Palm Oil Products: Indonesia Exempts Export Levy Until August 31; Check Details

In order to give a fillip to its exports and ease high inventories, Indonesia has temporarily exempted all palm oil products from the export levy. The exemption will remain in effect until August 31, according to a report. The move comes after the Southeast Asian nation lifted ban on exports of the oil.

The country is the biggest palm oil producer in the world and the latest decision could further reduce prices, which have fallen by about 50 per cent since late April to their lowest in over a year, according to the Reuters report.

India is the largest importer of palm oil in the world and is dependent on Indonesia and Malaysia for its demand. India imports over 13.5 million tonnes of edible oil every year, out of which, 8-8.5 million tonnes (around 63 per cent) is palm oil. Now, nearly 45 per cent comes from Indonesia and the remaining from neighbouring Malaysia. India imports roughly 4 million tonnes of palm oil from Indonesia each year.

In April, Indonesia had banned palm oil exports in the wake of a severe shortage and skyrocketing prices of edible oil in the Southeast Asian nation. The world cooking oil supply was in a huge supply deficit due to the Russia-Ukraine war, driving prices of palm and soy oils to record highs. The country, however, lifted the ban within a month. The ban led to piling of inventory in the country.

The report said Indonesia had 7.23 million tonnes of crude palm oil in storage tanks at the end of May, according to the Indonesian Palm Oil Association (GAPKI). “Our problem now is the inventory is too high.”

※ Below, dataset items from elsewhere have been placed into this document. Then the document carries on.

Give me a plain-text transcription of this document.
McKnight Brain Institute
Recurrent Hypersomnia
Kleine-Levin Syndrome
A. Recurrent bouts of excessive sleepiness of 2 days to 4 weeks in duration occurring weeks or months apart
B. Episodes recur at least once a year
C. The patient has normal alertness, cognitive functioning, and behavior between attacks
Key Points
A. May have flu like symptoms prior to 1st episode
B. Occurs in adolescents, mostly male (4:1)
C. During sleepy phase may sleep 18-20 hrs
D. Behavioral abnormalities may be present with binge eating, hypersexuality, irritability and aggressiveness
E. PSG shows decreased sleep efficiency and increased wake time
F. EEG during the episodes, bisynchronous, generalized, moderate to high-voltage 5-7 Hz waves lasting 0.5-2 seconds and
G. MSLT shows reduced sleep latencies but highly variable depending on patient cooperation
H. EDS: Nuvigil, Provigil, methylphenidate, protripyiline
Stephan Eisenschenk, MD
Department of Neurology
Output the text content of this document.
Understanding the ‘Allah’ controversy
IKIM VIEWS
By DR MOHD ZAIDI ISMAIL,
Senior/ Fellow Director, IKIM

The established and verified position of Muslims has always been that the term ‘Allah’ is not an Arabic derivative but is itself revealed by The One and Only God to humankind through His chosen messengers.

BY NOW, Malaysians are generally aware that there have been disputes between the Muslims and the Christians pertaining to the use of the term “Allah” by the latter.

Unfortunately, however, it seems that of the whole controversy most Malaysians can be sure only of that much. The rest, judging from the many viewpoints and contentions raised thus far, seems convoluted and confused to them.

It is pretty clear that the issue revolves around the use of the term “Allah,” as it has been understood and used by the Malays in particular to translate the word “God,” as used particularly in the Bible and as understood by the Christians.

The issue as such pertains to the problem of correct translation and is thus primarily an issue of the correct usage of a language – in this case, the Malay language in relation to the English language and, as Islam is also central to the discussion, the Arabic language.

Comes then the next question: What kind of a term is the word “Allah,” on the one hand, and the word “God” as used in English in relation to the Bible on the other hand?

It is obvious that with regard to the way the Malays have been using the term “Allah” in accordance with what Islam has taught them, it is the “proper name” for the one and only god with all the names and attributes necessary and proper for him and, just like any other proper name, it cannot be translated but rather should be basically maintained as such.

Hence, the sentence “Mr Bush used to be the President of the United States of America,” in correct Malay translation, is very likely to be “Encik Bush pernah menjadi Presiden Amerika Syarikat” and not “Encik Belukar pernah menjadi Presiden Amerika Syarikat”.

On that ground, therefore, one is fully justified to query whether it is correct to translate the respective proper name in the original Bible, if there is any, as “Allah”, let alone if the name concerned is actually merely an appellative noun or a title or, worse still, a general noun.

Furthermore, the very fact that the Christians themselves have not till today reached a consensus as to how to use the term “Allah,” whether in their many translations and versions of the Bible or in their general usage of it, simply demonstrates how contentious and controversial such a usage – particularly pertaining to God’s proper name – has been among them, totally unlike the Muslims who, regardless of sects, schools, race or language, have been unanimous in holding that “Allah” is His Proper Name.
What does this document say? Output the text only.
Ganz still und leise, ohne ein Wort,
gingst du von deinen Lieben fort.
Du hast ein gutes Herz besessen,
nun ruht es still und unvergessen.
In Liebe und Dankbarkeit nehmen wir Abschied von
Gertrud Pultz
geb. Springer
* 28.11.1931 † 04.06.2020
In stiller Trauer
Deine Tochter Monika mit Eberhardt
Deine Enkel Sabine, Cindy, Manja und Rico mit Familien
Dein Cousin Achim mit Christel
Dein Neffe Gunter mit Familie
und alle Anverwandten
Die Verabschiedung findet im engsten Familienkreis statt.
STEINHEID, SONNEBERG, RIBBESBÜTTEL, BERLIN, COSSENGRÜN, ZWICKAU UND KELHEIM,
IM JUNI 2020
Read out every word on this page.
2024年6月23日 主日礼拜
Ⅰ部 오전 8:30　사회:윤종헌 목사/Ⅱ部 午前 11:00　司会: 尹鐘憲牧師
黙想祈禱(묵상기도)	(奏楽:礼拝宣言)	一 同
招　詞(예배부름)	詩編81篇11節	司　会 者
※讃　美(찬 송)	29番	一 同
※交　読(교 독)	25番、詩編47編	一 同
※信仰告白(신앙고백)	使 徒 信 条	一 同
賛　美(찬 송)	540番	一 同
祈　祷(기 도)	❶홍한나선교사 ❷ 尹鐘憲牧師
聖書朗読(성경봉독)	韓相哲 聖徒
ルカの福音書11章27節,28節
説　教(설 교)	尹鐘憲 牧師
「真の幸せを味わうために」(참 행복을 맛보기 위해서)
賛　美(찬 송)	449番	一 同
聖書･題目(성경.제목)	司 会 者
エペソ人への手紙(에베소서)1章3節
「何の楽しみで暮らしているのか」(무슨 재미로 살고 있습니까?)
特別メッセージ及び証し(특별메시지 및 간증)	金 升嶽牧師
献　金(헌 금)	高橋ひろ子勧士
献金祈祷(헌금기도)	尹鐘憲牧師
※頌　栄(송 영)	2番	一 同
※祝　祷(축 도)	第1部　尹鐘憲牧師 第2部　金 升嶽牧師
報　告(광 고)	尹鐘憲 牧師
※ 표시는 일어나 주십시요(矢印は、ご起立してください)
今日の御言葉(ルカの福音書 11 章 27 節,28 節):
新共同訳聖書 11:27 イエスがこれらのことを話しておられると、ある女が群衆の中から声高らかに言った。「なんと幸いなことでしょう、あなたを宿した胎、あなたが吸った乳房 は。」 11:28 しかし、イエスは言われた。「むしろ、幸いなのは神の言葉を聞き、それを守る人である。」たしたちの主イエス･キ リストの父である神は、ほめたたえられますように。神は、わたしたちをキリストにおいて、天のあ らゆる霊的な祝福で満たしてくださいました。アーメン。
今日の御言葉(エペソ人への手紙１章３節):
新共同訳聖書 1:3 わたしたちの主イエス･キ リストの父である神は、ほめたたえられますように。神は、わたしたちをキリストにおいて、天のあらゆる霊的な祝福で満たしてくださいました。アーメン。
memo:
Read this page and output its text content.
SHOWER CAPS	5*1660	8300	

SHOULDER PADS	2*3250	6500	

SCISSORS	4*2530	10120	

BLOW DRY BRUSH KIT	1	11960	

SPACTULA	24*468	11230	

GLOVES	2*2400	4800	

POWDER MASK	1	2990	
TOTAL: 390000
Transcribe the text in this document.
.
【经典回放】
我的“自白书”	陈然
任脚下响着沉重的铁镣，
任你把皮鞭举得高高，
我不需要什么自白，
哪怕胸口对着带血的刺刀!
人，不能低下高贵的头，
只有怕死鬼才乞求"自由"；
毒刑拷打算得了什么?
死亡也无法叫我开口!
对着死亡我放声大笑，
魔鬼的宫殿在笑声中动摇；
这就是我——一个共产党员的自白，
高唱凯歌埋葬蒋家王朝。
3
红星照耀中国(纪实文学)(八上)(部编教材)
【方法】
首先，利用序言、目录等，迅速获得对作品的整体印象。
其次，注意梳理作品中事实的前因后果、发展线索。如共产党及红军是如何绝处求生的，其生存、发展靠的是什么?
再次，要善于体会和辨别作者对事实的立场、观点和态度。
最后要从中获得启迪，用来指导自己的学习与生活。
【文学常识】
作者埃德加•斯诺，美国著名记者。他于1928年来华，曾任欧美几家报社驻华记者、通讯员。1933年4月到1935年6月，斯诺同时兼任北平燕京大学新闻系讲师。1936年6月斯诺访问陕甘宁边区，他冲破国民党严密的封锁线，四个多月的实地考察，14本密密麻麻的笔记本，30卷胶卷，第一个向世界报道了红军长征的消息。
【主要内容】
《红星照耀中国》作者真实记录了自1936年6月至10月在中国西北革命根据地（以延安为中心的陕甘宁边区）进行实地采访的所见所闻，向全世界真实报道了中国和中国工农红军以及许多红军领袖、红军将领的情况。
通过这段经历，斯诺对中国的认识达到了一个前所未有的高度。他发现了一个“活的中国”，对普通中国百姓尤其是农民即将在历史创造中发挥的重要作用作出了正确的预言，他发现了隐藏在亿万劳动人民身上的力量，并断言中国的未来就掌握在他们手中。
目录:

Since lifting the ban, Jakarta has implemented the domestic market obligation (DMO), which are rules on mandatory local sales, to keep produce at home to be made into cooking oil.

On the sideline of a G20 finance meeting in Bali, Febrio Kacaribu, head of Indonesia’s fiscal policy agency, said the levy removal is aimed at supporting exports. “In the context of government revenues, (the impact) won’t be too big.”

Finance Minister Sri Mulyani Indrawati said a progressive levy on palm oil exports will be applied from September 1, with the rate set between $55 and $240 per tonne for crude palm oil, depending on prices, according to the Reuters report.

The ban on palm oil exports by Indonesia in April was a short-term measure to bring immediate relief from the high prices and supply issues in Indonesia, and a complete ban on the export of palm oil could be difficult to sustain as the country’s domestic consumption is around 17 million tonnes, less than 40 per cent of its annual production of close to 45 million tonnes.